Peki gördükleri neydi? Hayal olamazdı! Gördükleri gerçeklerdi. Oğlan hiç sevmemişti. Aklı hala eski sevgilisindeydi. Bunu öğrendiği anda kız artık bitmesi gerektiğini biliyordu ama içi yanmıştı bir defa, kırılmıştı o küçük kalbi. Belki de ölmeyi çözüm görecekti…

Artık kızın annesi de kesin kararını vermişti. Bu iş bitmişti. O kadar sevgi, o kadar göz yaşı boşa gitmişti. Deymeyecek bir insan için belki de hayatını karartmıştı.

Peki şimdi ne yapacaktı? Unutabilcek miydi onu? Unutmalıydı, silmeliydi aklından da, kalbinden de. Başarabilecek miydi?
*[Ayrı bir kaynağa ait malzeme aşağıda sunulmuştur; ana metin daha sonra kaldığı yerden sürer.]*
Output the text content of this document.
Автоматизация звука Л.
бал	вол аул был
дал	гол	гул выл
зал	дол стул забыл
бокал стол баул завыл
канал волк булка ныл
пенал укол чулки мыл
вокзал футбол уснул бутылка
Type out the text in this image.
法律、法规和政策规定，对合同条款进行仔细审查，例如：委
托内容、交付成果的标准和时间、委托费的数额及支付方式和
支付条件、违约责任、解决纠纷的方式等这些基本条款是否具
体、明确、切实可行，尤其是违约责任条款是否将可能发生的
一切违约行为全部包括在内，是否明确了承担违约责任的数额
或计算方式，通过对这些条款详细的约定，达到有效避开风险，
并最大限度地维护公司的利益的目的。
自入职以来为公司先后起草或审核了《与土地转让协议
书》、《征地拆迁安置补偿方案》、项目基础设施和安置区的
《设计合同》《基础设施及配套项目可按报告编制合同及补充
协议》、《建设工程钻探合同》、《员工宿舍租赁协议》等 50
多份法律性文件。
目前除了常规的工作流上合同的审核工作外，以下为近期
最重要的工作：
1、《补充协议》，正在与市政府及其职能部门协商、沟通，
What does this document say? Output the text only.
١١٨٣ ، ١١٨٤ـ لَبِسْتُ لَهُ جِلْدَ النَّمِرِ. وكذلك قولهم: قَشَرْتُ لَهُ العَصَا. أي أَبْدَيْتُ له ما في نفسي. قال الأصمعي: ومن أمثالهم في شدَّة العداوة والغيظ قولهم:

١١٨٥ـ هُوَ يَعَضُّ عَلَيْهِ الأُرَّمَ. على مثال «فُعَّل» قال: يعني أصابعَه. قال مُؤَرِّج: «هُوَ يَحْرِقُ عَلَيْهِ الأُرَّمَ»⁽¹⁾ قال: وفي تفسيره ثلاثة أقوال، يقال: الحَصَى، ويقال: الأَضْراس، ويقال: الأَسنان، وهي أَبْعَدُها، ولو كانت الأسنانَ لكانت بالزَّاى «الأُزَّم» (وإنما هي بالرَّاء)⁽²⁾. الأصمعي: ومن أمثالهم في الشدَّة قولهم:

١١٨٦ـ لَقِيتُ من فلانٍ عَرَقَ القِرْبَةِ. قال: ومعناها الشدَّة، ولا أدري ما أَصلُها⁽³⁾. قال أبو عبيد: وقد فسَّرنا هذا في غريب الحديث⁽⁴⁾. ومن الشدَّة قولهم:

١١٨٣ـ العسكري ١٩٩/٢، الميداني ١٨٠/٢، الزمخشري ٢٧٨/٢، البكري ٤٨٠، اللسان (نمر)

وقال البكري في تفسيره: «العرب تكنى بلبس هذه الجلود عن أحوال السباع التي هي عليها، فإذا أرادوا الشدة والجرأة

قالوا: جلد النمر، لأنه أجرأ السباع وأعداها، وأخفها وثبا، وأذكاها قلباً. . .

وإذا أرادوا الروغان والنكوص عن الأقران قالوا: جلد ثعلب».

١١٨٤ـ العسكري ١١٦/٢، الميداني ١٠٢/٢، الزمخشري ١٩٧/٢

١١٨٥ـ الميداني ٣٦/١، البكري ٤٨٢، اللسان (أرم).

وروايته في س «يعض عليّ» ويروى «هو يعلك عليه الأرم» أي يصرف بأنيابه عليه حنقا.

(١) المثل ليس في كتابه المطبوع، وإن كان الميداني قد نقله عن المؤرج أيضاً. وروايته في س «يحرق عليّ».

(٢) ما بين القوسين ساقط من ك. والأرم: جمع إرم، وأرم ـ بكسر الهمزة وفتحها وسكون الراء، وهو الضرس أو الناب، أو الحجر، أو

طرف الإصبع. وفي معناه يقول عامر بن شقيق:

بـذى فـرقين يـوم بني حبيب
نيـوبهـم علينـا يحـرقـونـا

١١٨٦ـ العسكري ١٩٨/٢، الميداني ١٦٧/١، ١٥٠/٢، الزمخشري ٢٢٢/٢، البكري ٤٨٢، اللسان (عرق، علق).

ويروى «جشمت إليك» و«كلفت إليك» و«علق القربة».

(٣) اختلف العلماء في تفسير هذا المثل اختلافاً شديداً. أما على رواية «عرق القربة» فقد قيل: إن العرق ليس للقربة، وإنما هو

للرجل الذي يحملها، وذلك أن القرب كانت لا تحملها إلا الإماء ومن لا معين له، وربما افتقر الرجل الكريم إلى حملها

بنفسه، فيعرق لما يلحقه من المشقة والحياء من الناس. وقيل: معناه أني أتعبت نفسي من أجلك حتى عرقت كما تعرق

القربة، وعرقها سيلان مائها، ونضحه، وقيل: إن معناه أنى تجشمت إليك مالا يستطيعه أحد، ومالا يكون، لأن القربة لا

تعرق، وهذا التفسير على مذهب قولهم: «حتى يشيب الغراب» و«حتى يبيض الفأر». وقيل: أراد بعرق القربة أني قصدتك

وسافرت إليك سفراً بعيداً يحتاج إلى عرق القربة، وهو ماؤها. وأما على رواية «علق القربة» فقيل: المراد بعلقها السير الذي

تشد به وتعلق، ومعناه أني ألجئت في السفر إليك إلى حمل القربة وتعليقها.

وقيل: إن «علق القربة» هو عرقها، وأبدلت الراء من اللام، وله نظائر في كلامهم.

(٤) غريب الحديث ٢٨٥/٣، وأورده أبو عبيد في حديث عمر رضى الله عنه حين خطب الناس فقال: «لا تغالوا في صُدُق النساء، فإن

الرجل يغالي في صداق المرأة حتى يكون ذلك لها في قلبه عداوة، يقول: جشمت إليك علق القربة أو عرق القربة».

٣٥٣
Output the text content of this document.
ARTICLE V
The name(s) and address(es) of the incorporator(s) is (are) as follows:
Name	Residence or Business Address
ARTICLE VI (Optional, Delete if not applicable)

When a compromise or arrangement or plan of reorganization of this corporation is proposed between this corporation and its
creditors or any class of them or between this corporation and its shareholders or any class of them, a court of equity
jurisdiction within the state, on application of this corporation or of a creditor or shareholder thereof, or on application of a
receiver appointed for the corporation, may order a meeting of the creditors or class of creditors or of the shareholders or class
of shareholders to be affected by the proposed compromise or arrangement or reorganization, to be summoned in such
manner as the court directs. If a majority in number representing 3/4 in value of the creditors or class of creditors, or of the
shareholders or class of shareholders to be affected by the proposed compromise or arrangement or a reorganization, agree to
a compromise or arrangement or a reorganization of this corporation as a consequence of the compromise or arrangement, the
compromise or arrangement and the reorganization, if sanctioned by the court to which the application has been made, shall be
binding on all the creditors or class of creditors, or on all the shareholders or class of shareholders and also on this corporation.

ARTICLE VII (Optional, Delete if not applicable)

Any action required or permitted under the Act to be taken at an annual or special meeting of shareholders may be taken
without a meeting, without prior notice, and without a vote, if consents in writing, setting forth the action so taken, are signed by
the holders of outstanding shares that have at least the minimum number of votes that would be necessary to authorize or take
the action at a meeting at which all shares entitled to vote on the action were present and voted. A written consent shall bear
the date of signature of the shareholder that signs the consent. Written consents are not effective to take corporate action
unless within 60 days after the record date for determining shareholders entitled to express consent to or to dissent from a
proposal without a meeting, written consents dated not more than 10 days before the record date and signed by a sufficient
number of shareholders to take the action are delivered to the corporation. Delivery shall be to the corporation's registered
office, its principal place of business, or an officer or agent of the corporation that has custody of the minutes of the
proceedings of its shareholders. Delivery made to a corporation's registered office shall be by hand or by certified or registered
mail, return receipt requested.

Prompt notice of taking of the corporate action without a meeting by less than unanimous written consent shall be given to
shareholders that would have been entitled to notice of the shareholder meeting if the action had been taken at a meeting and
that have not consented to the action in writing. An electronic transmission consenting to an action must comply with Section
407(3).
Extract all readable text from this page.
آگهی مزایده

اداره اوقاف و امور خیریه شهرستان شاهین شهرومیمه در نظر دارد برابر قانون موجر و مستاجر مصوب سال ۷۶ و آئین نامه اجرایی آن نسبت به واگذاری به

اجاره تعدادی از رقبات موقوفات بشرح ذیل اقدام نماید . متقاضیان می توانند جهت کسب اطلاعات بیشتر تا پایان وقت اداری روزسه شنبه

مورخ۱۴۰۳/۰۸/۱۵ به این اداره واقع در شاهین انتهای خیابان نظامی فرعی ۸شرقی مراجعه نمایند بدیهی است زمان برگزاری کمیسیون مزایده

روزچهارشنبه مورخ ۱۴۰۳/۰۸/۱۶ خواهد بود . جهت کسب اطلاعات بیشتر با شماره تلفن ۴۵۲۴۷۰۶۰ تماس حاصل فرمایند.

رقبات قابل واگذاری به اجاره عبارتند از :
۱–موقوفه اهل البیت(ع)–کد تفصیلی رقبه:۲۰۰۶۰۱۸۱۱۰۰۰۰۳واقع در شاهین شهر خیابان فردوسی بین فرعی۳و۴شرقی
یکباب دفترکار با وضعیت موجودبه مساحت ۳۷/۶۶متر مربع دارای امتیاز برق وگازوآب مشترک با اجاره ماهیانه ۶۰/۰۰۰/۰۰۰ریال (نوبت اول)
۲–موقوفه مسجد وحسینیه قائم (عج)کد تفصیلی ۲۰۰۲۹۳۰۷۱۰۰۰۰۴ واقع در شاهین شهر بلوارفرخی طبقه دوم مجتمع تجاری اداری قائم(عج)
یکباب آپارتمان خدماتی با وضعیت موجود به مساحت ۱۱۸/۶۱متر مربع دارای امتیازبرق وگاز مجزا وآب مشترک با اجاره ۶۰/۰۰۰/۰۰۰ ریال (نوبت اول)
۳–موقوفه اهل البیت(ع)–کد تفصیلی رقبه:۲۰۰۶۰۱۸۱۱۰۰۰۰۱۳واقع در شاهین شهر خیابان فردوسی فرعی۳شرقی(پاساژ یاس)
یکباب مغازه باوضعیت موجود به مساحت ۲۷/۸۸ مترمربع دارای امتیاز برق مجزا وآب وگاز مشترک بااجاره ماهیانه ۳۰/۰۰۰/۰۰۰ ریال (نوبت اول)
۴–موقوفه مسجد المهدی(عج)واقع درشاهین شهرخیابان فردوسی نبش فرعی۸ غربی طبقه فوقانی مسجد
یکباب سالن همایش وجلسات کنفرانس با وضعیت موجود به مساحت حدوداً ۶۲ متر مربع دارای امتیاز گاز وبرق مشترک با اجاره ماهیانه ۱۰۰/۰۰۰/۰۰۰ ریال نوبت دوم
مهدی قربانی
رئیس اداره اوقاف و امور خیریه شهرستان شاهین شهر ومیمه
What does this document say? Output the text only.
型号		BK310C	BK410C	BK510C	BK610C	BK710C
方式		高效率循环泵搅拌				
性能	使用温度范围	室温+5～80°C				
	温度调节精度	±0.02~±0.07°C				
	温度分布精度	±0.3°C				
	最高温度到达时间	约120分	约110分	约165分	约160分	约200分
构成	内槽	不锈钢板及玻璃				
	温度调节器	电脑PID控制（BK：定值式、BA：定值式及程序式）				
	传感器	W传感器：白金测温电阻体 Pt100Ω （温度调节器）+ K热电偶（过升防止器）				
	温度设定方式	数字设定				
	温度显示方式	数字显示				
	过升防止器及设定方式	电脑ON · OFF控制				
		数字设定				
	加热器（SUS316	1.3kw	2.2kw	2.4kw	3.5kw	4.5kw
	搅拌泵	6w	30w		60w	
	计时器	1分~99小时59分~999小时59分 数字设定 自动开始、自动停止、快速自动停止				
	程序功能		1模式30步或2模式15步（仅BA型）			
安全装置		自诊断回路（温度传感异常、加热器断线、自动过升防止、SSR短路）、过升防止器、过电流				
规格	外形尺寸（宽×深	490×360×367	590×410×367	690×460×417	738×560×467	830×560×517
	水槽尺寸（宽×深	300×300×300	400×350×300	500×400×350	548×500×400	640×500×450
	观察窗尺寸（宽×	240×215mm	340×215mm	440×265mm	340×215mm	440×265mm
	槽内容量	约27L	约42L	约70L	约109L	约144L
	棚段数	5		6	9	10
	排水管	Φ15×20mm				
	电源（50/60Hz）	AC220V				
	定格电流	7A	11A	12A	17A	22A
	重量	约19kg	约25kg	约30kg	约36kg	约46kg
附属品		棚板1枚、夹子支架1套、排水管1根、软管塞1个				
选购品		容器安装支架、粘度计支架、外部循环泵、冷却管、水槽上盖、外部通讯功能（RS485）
Ama kız da bilmiyor muydu “Gerçek sevgi sevdiği kişinin mutluluğunu istemek” olduğunu.

Eski sevgilisiyle aralarına girip, engel olmak ona yakışmazdı. Kız seviyordu oğlanı ve mutlu olmasını isterdi. Şimdi oğlan özgürce gidebilirdi. Ama ya kız o ne yapacaktı.

İki çözüm yolu vardı; ya öldürecekti kendini. Bu acıya oracıkta son verecekti ya da hayatına kaldığı yerden devam edecekti.

Şu an o kız hala düşünmekte geçmişini sevdiğini ve olanları. En çok kendisine acıdı bu olayda. Çünkü o yalan dünyanın yalancı insanıydı ve kız bir yalancıya aşıktı. Bundan sonra çabalamalıydı ailesi için, arkadaşları için çabalamalıydı ama zayıf düştü bu savaşta, yaralandı, parçalandı kalbi. Dayanamayacak kadar da yorgundu bedeni.

Şimdi ise ağlamaktan kendini kaybetmek üzere ve şu an uçurumun ucunda halini düşünmekte. Ya ölecek ya da savaşacak bu aşk oyununda!